Despite an unexciting 1QFY2021 ended March that saw Genting Singapore report a 26% y-o-y drop in net profit, UOB Kay Hian’s Vincent Khoo believes the market will eventually price in meaningful recoveries for the sector in 2022. “The tourism sector is a major direct beneficiary of the Covid-19 vaccine dispensation and re-opening of the economy. With hopes riding high on the WHO-endorsed Covid-19 vaccines with the efficacy extending to the recent virus mutations, and on the global dispensation of the vaccines in 2021, valuations will partially factor in the gaming sector’s return to pre-pandemic earnings dynamics,” says Khoo.

“While the containment of Covid-19 in Singapore is relatively more successful than other countries, the wide dispensation of vaccines is crucial for authorities to initiate more travel arrangements and meaningful border relaxations,” adds Khoo, who remains cautious about the outlook for 2QFY2021 as infections are resurging in the community.

Whatever the situation, analysts say investors should widen their perspective beyond the domestic names. For instance, China’s economy is bouncing back up as the pandemic remains under control and there is little fear of a resurgence of the virus. Domestic travelling has opened up and RHB Group Research believes China Aviation Oil (CAO) stands to benefit from the demand in local tourism.

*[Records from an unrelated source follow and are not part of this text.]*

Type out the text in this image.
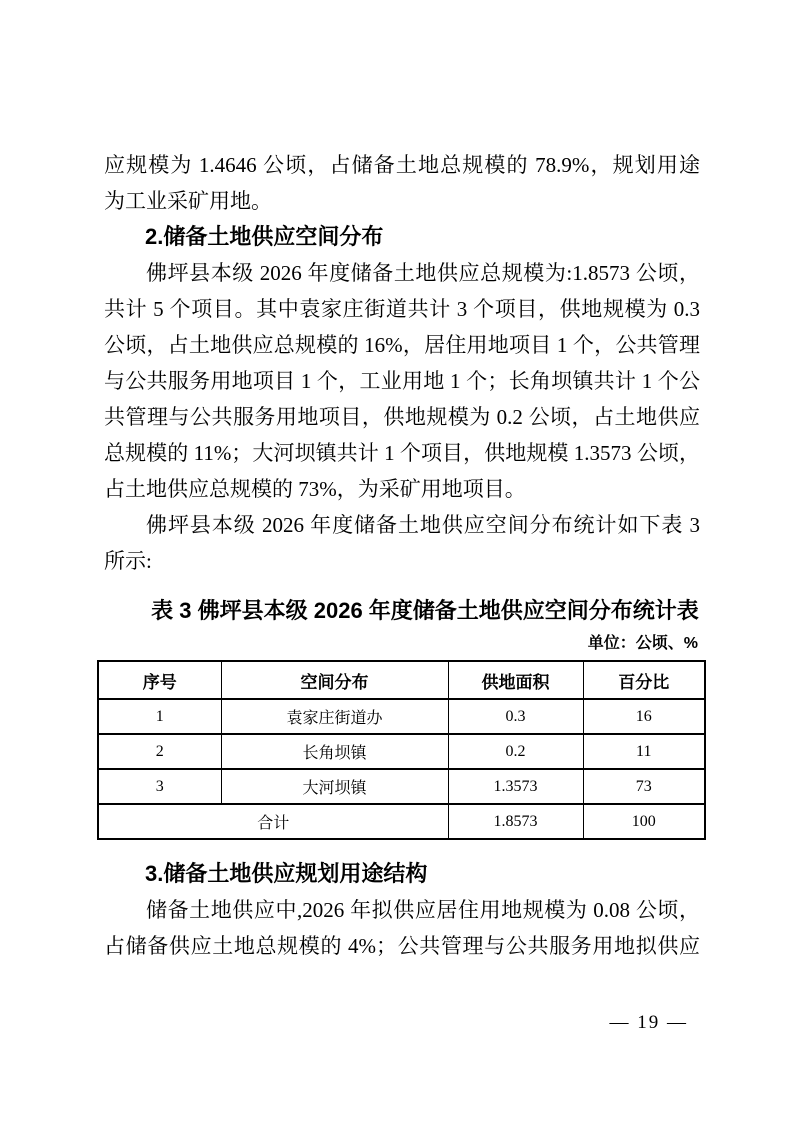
应规模为 1.4646 公顷，占储备土地总规模的 78.9%，规划用途
为工业采矿用地。
2.储备土地供应空间分布
佛坪县本级 2026 年度储备土地供应总规模为:1.8573 公顷，
共计 5 个项目。其中袁家庄街道共计 3 个项目，供地规模为 0.3
公顷，占土地供应总规模的 16%，居住用地项目 1 个，公共管理
与公共服务用地项目 1 个，工业用地 1 个；长角坝镇共计 1 个公
共管理与公共服务用地项目，供地规模为 0.2 公顷，占土地供应
总规模的 11%；大河坝镇共计 1 个项目，供地规模 1.3573 公顷，
占土地供应总规模的 73%，为采矿用地项目。
佛坪县本级 2026 年度储备土地供应空间分布统计如下表 3
所示:
表 3 佛坪县本级 2026 年度储备土地供应空间分布统计表
单位：公顷、%
序号	空间分布	供地面积	百分比
1	袁家庄街道办	0.3	16
2	长角坝镇	0.2	11
3	大河坝镇	1.3573	73
合计		1.8573	100
3.储备土地供应规划用途结构
储备土地供应中,2026 年拟供应居住用地规模为 0.08 公顷，
占储备供应土地总规模的 4%；公共管理与公共服务用地拟供应
— 19 —
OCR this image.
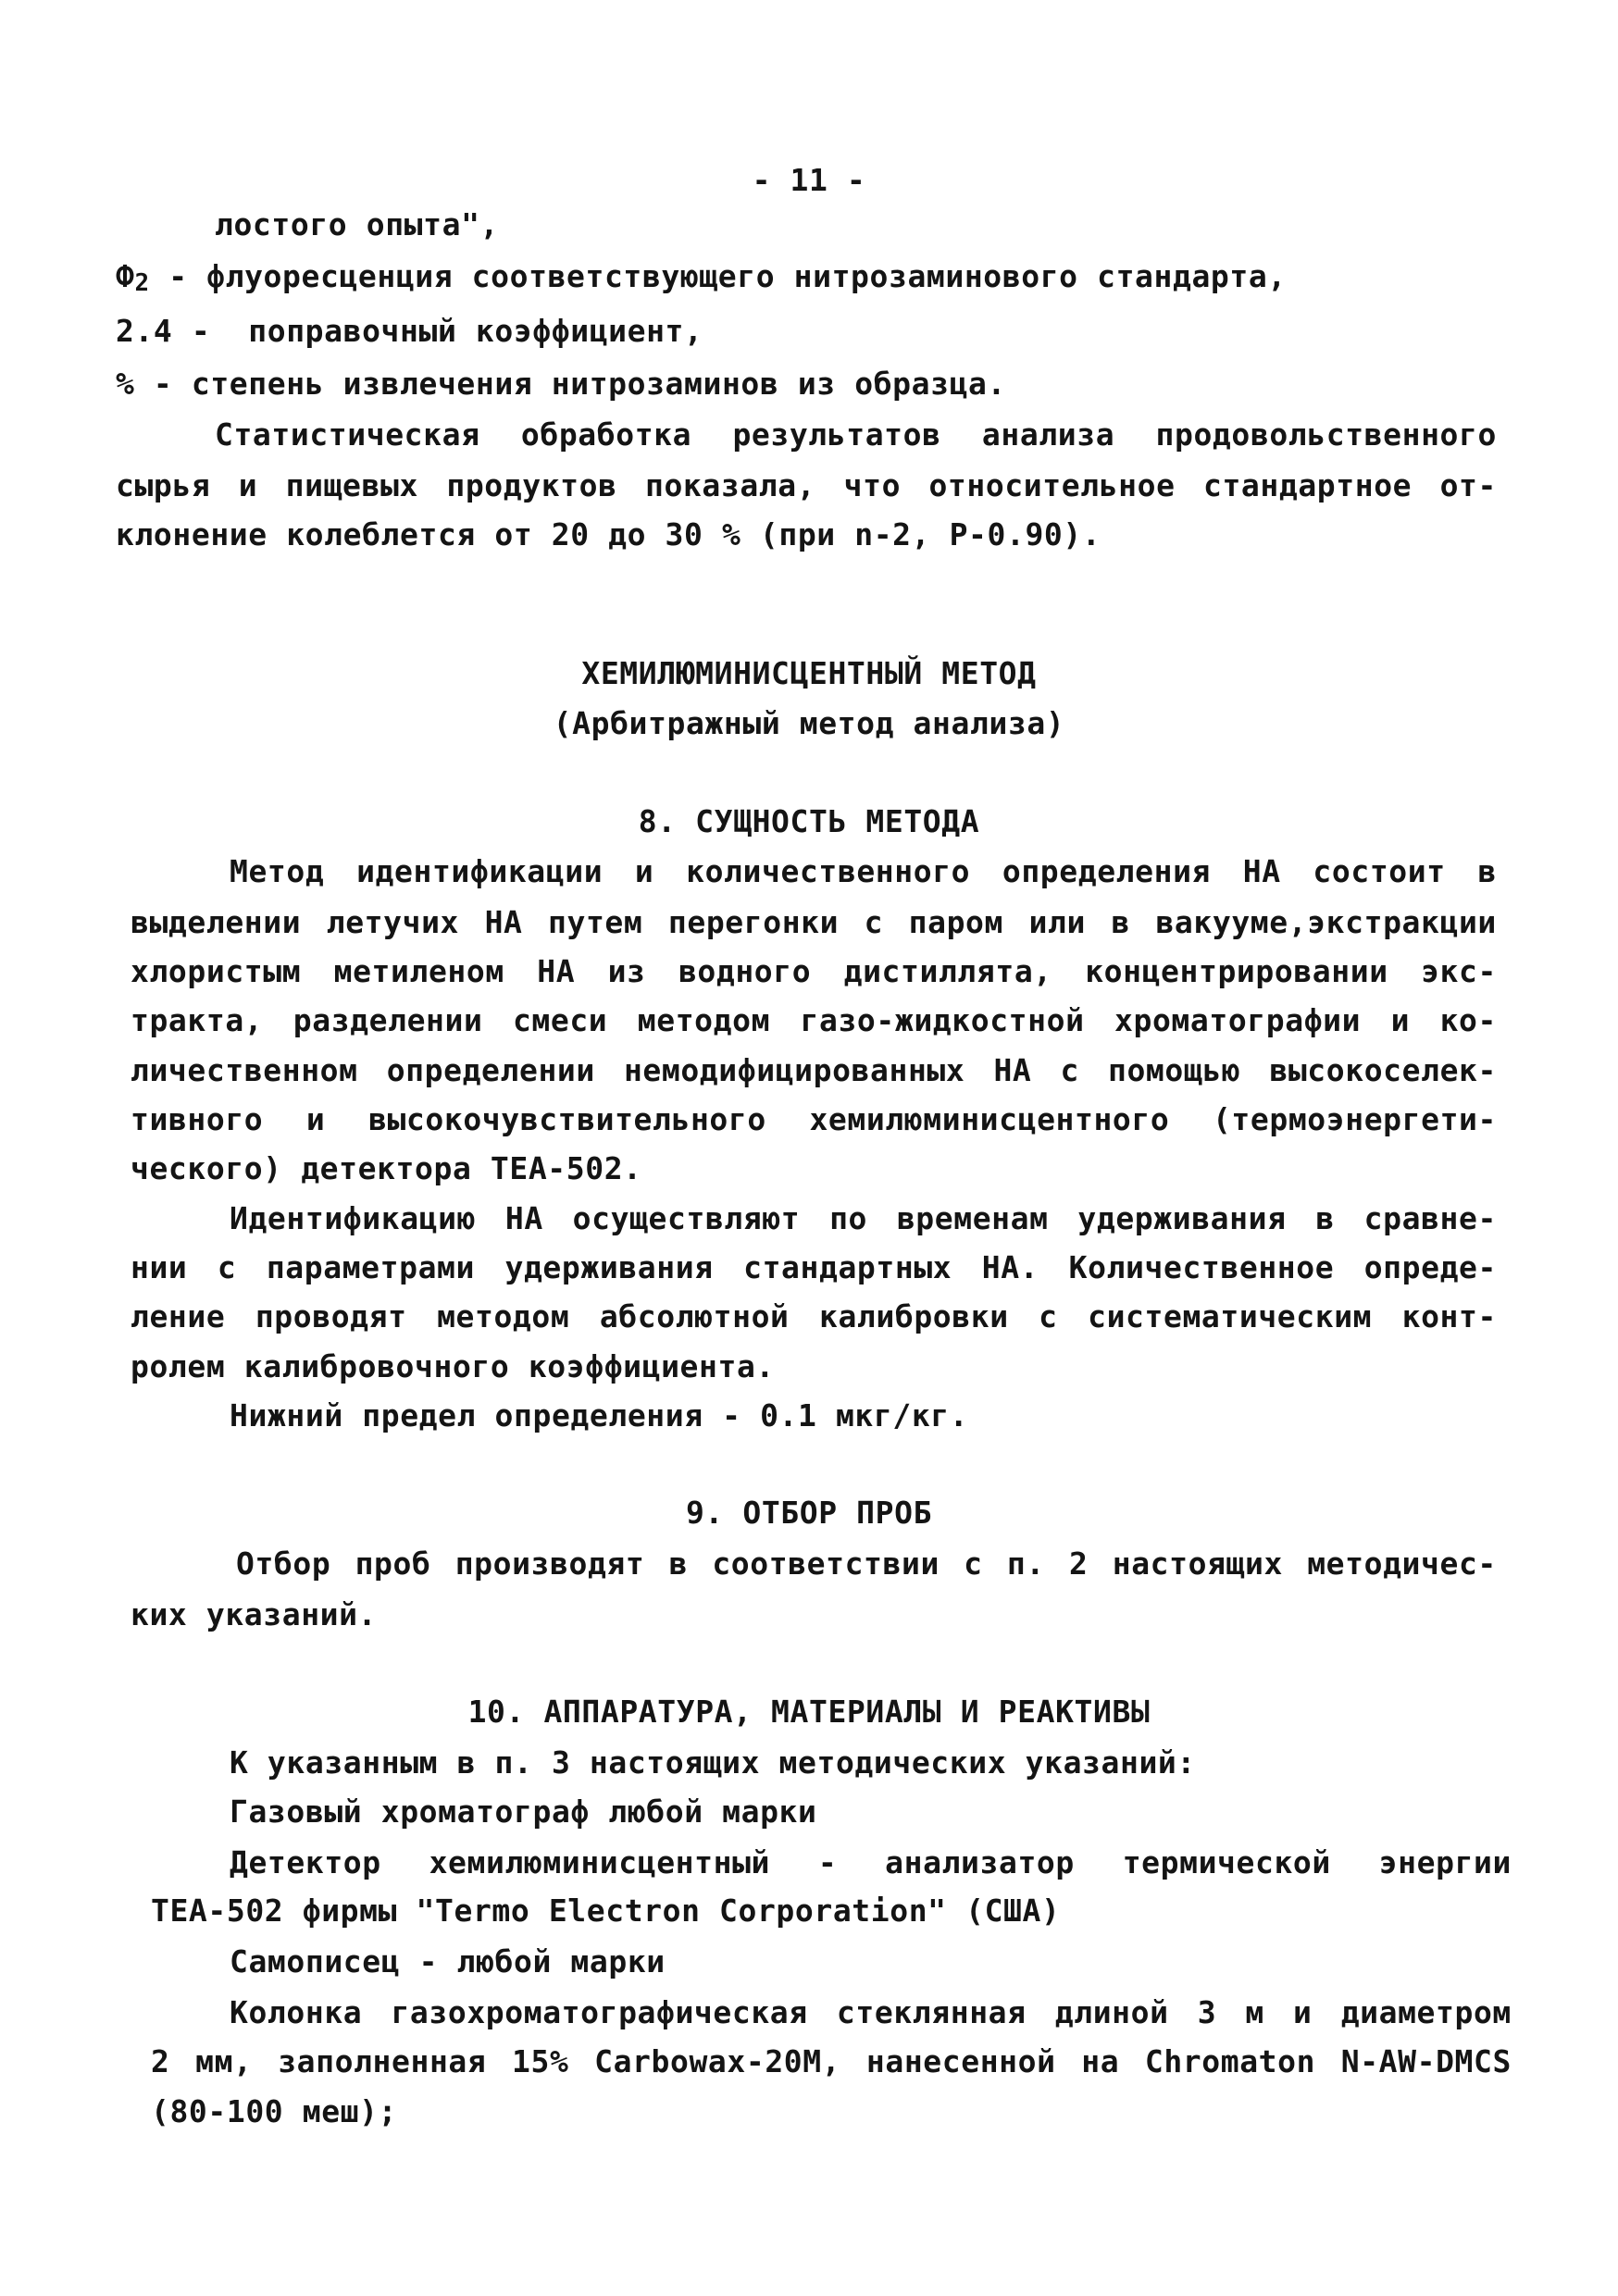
- 11 -
лостого опыта",
$Ф_2$ - флуоресценция соответствующего нитрозаминового стандарта,
2.4 -  поправочный коэффициент,
% - степень извлечения нитрозаминов из образца.
Статистическая обработка результатов анализа продовольственного
сырья и пищевых продуктов показала, что относительное стандартное от-
клонение колеблется от 20 до 30 % (при n-2, Р-0.90).
ХЕМИЛЮМИНИСЦЕНТНЫЙ МЕТОД
(Арбитражный метод анализа)
8. СУЩНОСТЬ МЕТОДА
Метод идентификации и количественного определения НА состоит в
выделении летучих НА путем перегонки с паром или в вакууме,экстракции
хлористым метиленом НА из водного дистиллята, концентрировании экс-
тракта, разделении смеси методом газо-жидкостной хроматографии и ко-
личественном определении немодифицированных НА с помощью высокоселек-
тивного и высокочувствительного хемилюминисцентного (термоэнергети-
ческого) детектора ТЕА-502.
Идентификацию НА осуществляют по временам удерживания в сравне-
нии с параметрами удерживания стандартных НА. Количественное опреде-
ление проводят методом абсолютной калибровки с систематическим конт-
ролем калибровочного коэффициента.
Нижний предел определения - 0.1 мкг/кг.
9. ОТБОР ПРОБ
Отбор проб производят в соответствии с п. 2 настоящих методичес-
ких указаний.
10. АППАРАТУРА, МАТЕРИАЛЫ И РЕАКТИВЫ
К указанным в п. 3 настоящих методических указаний:
Газовый хроматограф любой марки
Детектор хемилюминисцентный - анализатор термической энергии
ТЕА-502 фирмы "Termo Electron Corporation" (США)
Самописец - любой марки
Колонка газохроматографическая стеклянная длиной 3 м и диаметром
2 мм, заполненная 15% Carbowax-20M, нанесенной на Chromaton N-AW-DMCS
(80-100 меш);
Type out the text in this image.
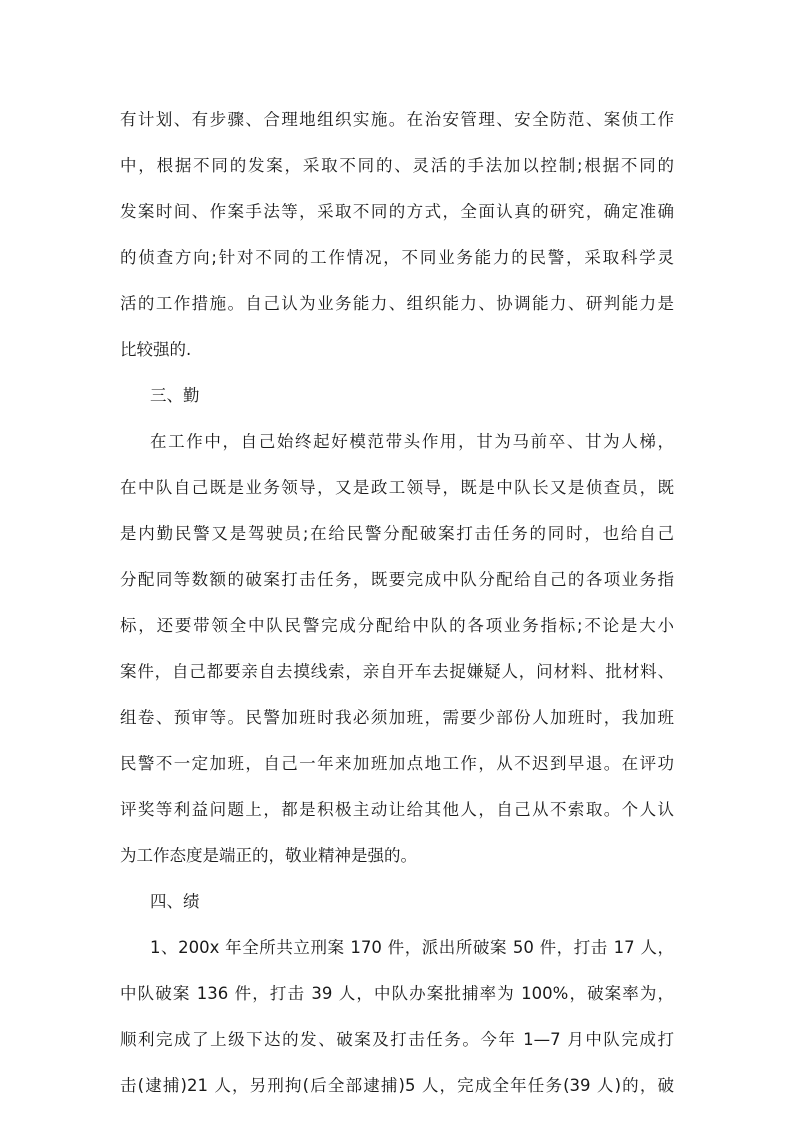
有计划、有步骤、合理地组织实施。在治安管理、安全防范、案侦工作
中，根据不同的发案，采取不同的、灵活的手法加以控制;根据不同的
发案时间、作案手法等，采取不同的方式，全面认真的研究，确定准确
的侦查方向;针对不同的工作情况，不同业务能力的民警，采取科学灵
活的工作措施。自己认为业务能力、组织能力、协调能力、研判能力是
比较强的.
三、勤
在工作中，自己始终起好模范带头作用，甘为马前卒、甘为人梯，
在中队自己既是业务领导，又是政工领导，既是中队长又是侦查员，既
是内勤民警又是驾驶员;在给民警分配破案打击任务的同时，也给自己
分配同等数额的破案打击任务，既要完成中队分配给自己的各项业务指
标，还要带领全中队民警完成分配给中队的各项业务指标;不论是大小
案件，自己都要亲自去摸线索，亲自开车去捉嫌疑人，问材料、批材料、
组卷、预审等。民警加班时我必须加班，需要少部份人加班时，我加班
民警不一定加班，自己一年来加班加点地工作，从不迟到早退。在评功
评奖等利益问题上，都是积极主动让给其他人，自己从不索取。个人认
为工作态度是端正的，敬业精神是强的。
四、绩
1、200x 年全所共立刑案 170 件，派出所破案 50 件，打击 17 人，
中队破案 136 件，打击 39 人，中队办案批捕率为 100%，破案率为，
顺利完成了上级下达的发、破案及打击任务。今年 1—7 月中队完成打
击(逮捕)21 人，另刑拘(后全部逮捕)5 人，完成全年任务(39 人)的，破
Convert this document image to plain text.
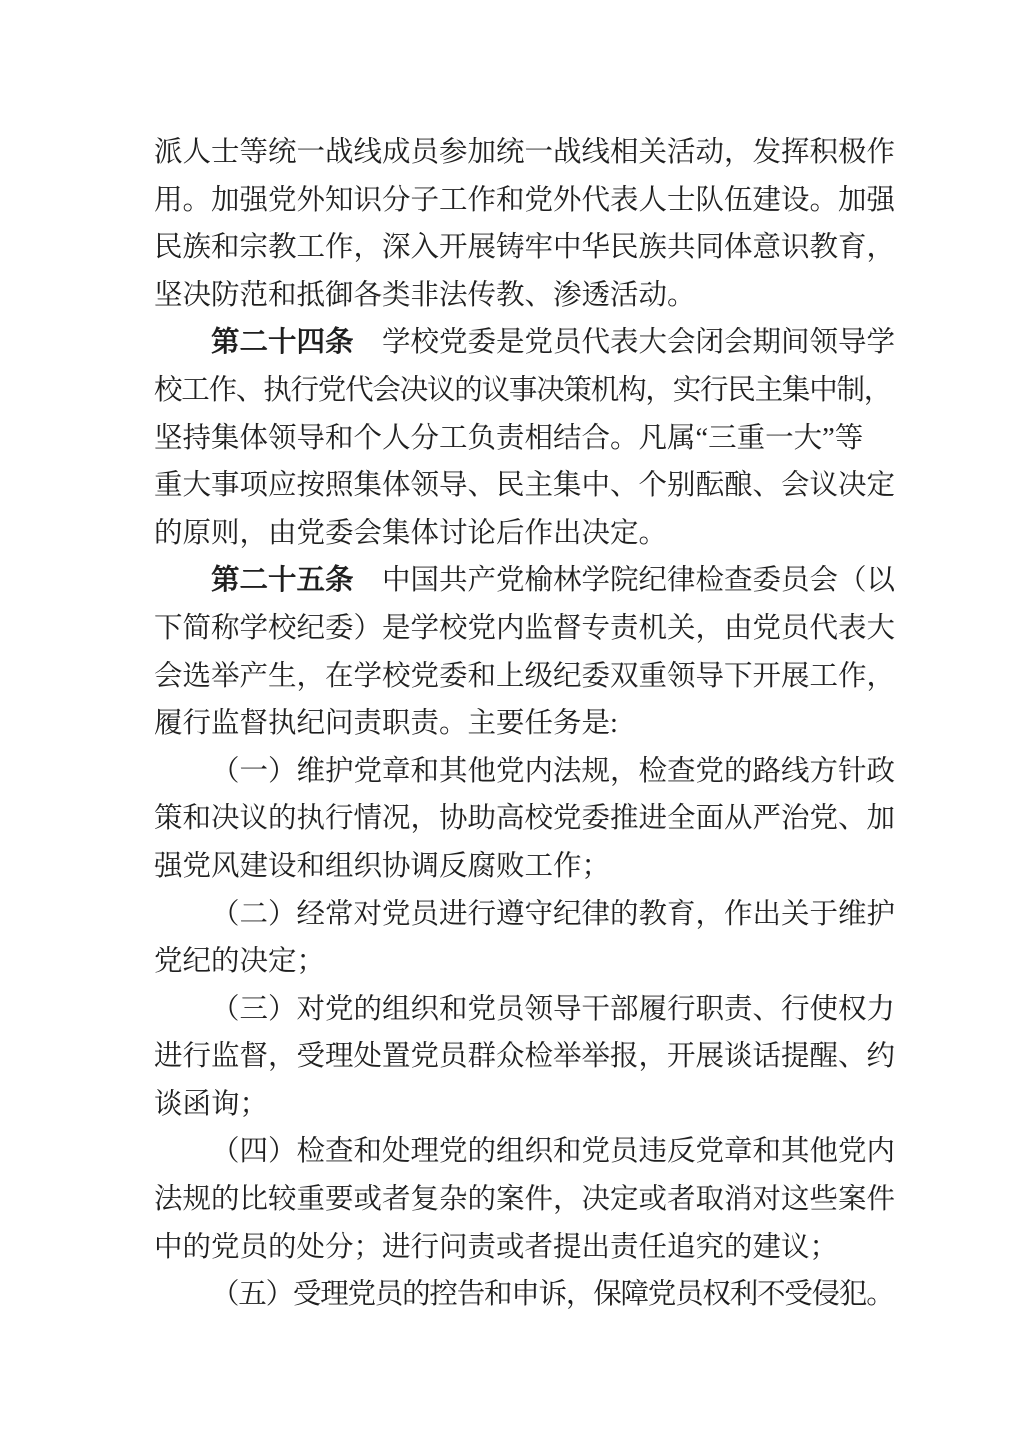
派人士等统一战线成员参加统一战线相关活动，发挥积极作
用。加强党外知识分子工作和党外代表人士队伍建设。加强
民族和宗教工作，深入开展铸牢中华民族共同体意识教育，
坚决防范和抵御各类非法传教、渗透活动。
第二十四条　学校党委是党员代表大会闭会期间领导学
校工作、执行党代会决议的议事决策机构，实行民主集中制，
坚持集体领导和个人分工负责相结合。凡属“三重一大”等
重大事项应按照集体领导、民主集中、个别酝酿、会议决定
的原则，由党委会集体讨论后作出决定。
第二十五条　中国共产党榆林学院纪律检查委员会（以
下简称学校纪委）是学校党内监督专责机关，由党员代表大
会选举产生，在学校党委和上级纪委双重领导下开展工作，
履行监督执纪问责职责。主要任务是:
（一）维护党章和其他党内法规，检查党的路线方针政
策和决议的执行情况，协助高校党委推进全面从严治党、加
强党风建设和组织协调反腐败工作；
（二）经常对党员进行遵守纪律的教育，作出关于维护
党纪的决定；
（三）对党的组织和党员领导干部履行职责、行使权力
进行监督，受理处置党员群众检举举报，开展谈话提醒、约
谈函询；
（四）检查和处理党的组织和党员违反党章和其他党内
法规的比较重要或者复杂的案件，决定或者取消对这些案件
中的党员的处分；进行问责或者提出责任追究的建议；
（五）受理党员的控告和申诉，保障党员权利不受侵犯。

Analyst Shekhar Jaiswal has a “buy” recommendation on CAO with a target price of $1.30 because, since early March, domestic flights in China have surpassed levels in both 2020 and 2019.

While potential sporadic outbreaks of Covid-19 cases could cause fluctuations in aviation travel demand, Jaiswal says he remains “optimistic on a sustained air traffic recovery in China for the rest of 2021” which could drive a 20% rebound in jet fuel supply and trading volumes in 2021.

RHB is also optimistic about Straco Corp, the developer, operator and investor in tourist attractions and activities. Besides Singapore Flyer, most of its attractions are in China: the Shanghai Ocean Aquarium, Underwater World Xiamen, Lintong Lixing Cable Car and Chao Yuan Ge, a restoration site holding a historical monument.

Perversely, the limitation on international travel is benefitting Straco, whose attractions largely cater to local visitors. “People in China may just want to travel more within the country since there are fewer restrictions compared to going overseas,” says Jarick Seet, who heads the small and mid-cap research division for RHB. While capacity caps are in place, Seet believes that the assets in China will have a stronger contribution to Straco’s performance this year.